For Bolsheviks, schools were important both as public spaces where the youngest communists could be cared for while their parents worked, and as the means through which the oppressive, traditional nuclear family form would be destroyed, transcended, or remade. Meanwhile, the United States remained ideologically committed to upholding the nuclear family with a housewife at its core, even as industrialization and the integration of women into the workforce made this effort increasingly futile. Childcare policy has changed little since Roosevelt’s 1909 instructions to promote child welfare by strengthening the family and Nixon’s refusal to “commit the vast moral authority of the National Government to communal approaches to child rearing against the family-centered approach.” In the absence of a broad social solution, or even recognition of the problem, families struggle on their own to manage, and working-class women often end up taking on the burden of housework and childcare on top of their jobs.
Before long, things weren’t that different abroad. With the rise of Stalinism, the Soviets abandoned the dream of socialized childcare and began to sentimentalize housewives like Americans. Historian Lisa Kirschenbaum writes, “Stalinist ‘emancipation’ meant a double, even triple shift for women, who were enjoined to work outside the home, undertake public political work, and devote themselves to the task of raising future communists.” Sadly, after years of aggressive economic liberalization, Russia is back where it started, with elite private schools and rampant inequality. One contemporary financier and founder of “the Orthodox Eton” aims to literally prepare students for the reinstatement of Russian monarchy (“For me it’s very important to restore the traditions that were broken off in 1917”).
It’s not a surprise, given the economic and political limitations of the time, that the Bolshevik vision of creating schools that were tools of self-actualization rather than exploitation was ultimately a failure. Far more shocking to the conscience is the fact that this goal continues to be seen as impossible in the richest country in world history.
At my old job — a high-quality, state-licensed nonprofit with a sliding tuition scale — the wait list was three to four years long. For those paying full cost, the program was $30,000 annually.

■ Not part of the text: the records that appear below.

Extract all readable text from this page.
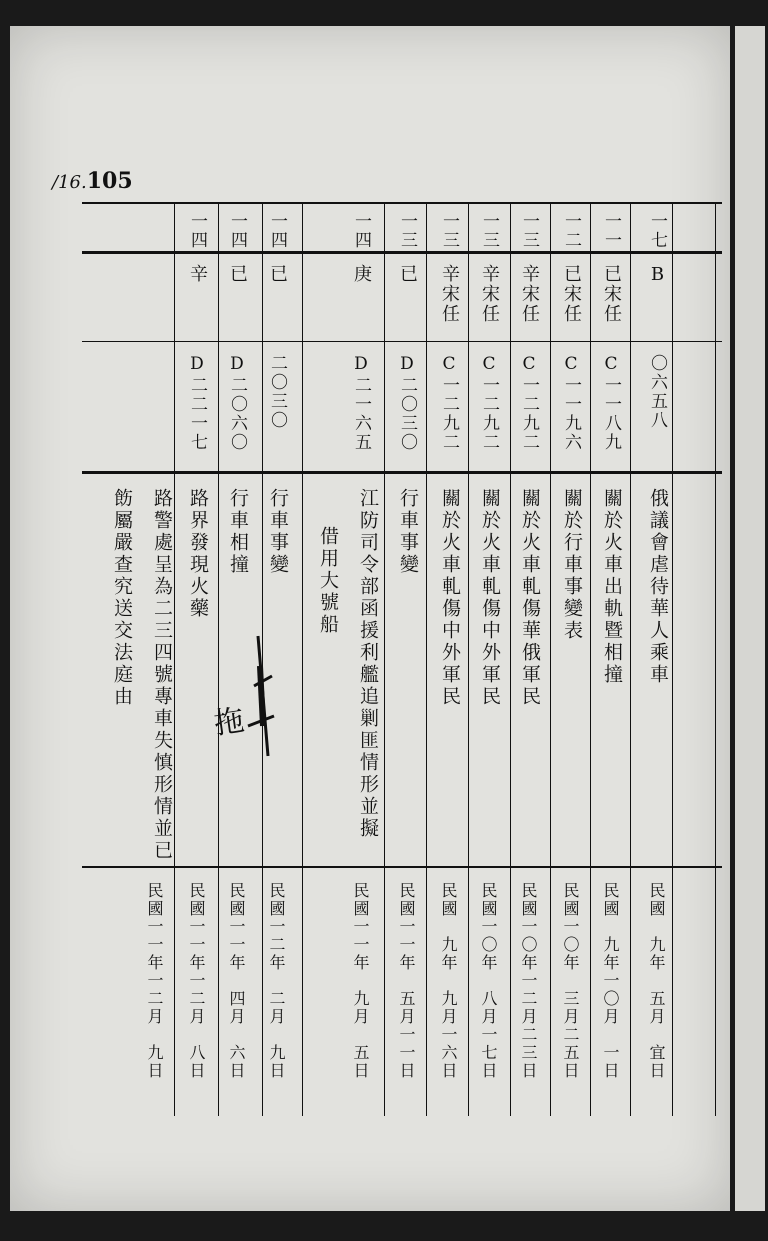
/16.105
一七
B
〇六五八
俄議會虐待華人乘車
民國　九年　五月　宜日
一一
已宋任
C一一八九
關於火車出軌暨相撞
民國　九年一〇月　一日
一二
已宋任
C一一九六
關於行車事變表
民國一〇年　三月二五日
一三
辛宋任
C一二九二
關於火車軋傷華俄軍民
民國一〇年一二月二三日
一三
辛宋任
C一二九二
關於火車軋傷中外軍民
民國一〇年　八月一七日
一三
辛宋任
C一二九二
關於火車軋傷中外軍民
民國　九年　九月一六日
一三
已
D二〇三〇
行車事變
民國一一年　五月一一日
一四
庚
D二一六五
江防司令部函援利艦追剿匪情形並擬
借用大號船
民國一一年　九月　五日
一四
已
二〇三〇
行車事變
民國一二年　二月　九日
一四
已
D二〇六〇
行車相撞
民國一一年　四月　六日
一四
辛
D二二一七
路界發現火藥
民國一一年一二月　八日
路警處呈為二三四號專車失慎形情並已
飭屬嚴查究送交法庭由
民國一一年一二月　九日
拖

The only parents who were able to secure spots were those who joined the wait list while their child was still in utero. The only children who started with us as infants were siblings of kids that had been enrolled. Every day I spent at least an hour fielding desperate phone calls from parents. But there was a reason demand was so high. Our program was regulated and safe, a rarity in the United States, where the death rates for infants in home-based day care is seven times higher than in day-care centers. Some home-based day cares are great; others are horrifying. One parent told me that when she left her son with a provider in the morning, he was crying hysterically in a high chair — and when she returned that evening, the toddler was in the same high chair, screaming hysterically, while the provider ignored him.
Such is the way things are done in the United States.